Marion, la nuit venue, aime à conduire au-delà du raisonnable sur les départementales désertes du canton. Mais il n’en a pas toujours été ainsi, particulièrement sur cette route en lacets qui serpente jusqu’au fond de la vallée, à travers l’ancienne forêt de chênes et de hêtres. Plus bas, lorsque celle-ci se domestiquera en traversant une succession de châtaigneraies en déshérence, Marion lèvera le pied. Peu à peu la vallée se meurt, et le souvenir de Jocelyn avec elle. Encore quelque temps et il ressemblera à ces vieux séchoirs abandonnés qui hantent les clairières et où il est préférable de ne pas s’aventurer en raison des planches pourries. Çà et là, coincées entre deux lattes de bois, subsistent quelques bogues desséchées semblables à de vieux oursins aux épines cassantes. Du moins Marion le voudrait-elle. Six mois que Jocelyn a disparu sans la moindre explication. (Le temps des châtaignes)

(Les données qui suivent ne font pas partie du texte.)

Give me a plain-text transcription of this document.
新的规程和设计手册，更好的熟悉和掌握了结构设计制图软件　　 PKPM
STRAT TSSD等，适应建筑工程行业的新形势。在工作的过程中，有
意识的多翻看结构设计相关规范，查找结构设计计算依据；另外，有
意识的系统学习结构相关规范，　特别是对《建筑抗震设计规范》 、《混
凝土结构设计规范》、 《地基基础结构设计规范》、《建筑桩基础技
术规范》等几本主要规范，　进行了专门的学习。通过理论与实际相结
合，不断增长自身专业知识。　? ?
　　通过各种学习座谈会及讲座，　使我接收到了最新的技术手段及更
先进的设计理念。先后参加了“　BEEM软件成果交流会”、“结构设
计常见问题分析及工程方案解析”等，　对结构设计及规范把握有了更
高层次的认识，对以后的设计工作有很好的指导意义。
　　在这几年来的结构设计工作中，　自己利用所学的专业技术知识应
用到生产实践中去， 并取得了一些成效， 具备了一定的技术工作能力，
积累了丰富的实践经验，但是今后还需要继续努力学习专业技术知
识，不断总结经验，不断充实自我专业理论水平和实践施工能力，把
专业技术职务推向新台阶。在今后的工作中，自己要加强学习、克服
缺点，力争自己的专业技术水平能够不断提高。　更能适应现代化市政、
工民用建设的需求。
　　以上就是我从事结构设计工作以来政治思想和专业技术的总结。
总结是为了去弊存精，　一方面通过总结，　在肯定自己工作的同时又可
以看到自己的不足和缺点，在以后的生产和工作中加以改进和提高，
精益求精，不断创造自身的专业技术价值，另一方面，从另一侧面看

Le café est brûlant. Il avance la lèvre, aspire une petite gorgée précautionneuse, tout en se faisant la réflexion que Juliette raffole des pinces de crabes farcies. Cette fois il sourit franchement, ce sera chinois. Soudain, il s’étrangle. Un peu de liquide lui ressort par les narines. Il s’essuie avec le revers de la main, la serveuse aurait mieux fait de lui proposer une serviette en papier. D’un coup, il est nettement moins compréhensif. Pour autant, le café n’y est pour rien. Quelque part, derrière lui, on vient de commencer à jouer du piano : Nom de Dieu ! Pour l’instant ce ne sont que des notes pour se chauffer les doigts, des gammes qui montent et redescendent le clavier. Du piano ! C’est insupportable, cette lubie d’installer partout ces foutus instruments de musique en libre-service. Impossible d’être tranquille. Pourquoi, aussi, n’a-t-il pas vérifié avant de s’asseoir ? Il serait allé s’installer ailleurs. A l’autre bout du hall, ce n’est pourtant pas l’espace qui manque. Le plus loin possible, il pourrait encore le faire. Mais d’un autre côté, il est avide, avide et anxieux d’entendre les notes jaillir dans son dos. C’est là tout le drame. (Rien que le silence)
Bertrand Runtz est né à Paris en 1963, sous la butte Montmartre. Après avoir commencé à travailler auprès de jeunes dans une maison de quartier, il publie en 2005 un premier roman, Amère, sélectionné pour le prix Roblès. Depuis, il alterne nouvelles et romans, avec une prédilection affirmée pour la forme courte, par exemple Cette fragilité, en dépit de tout… (2008), L’effroyable beauté de vivre (2016), Deux soeurs, Deux frères (2019). Par ailleurs, il anime régulièrement des ateliers d’écriture.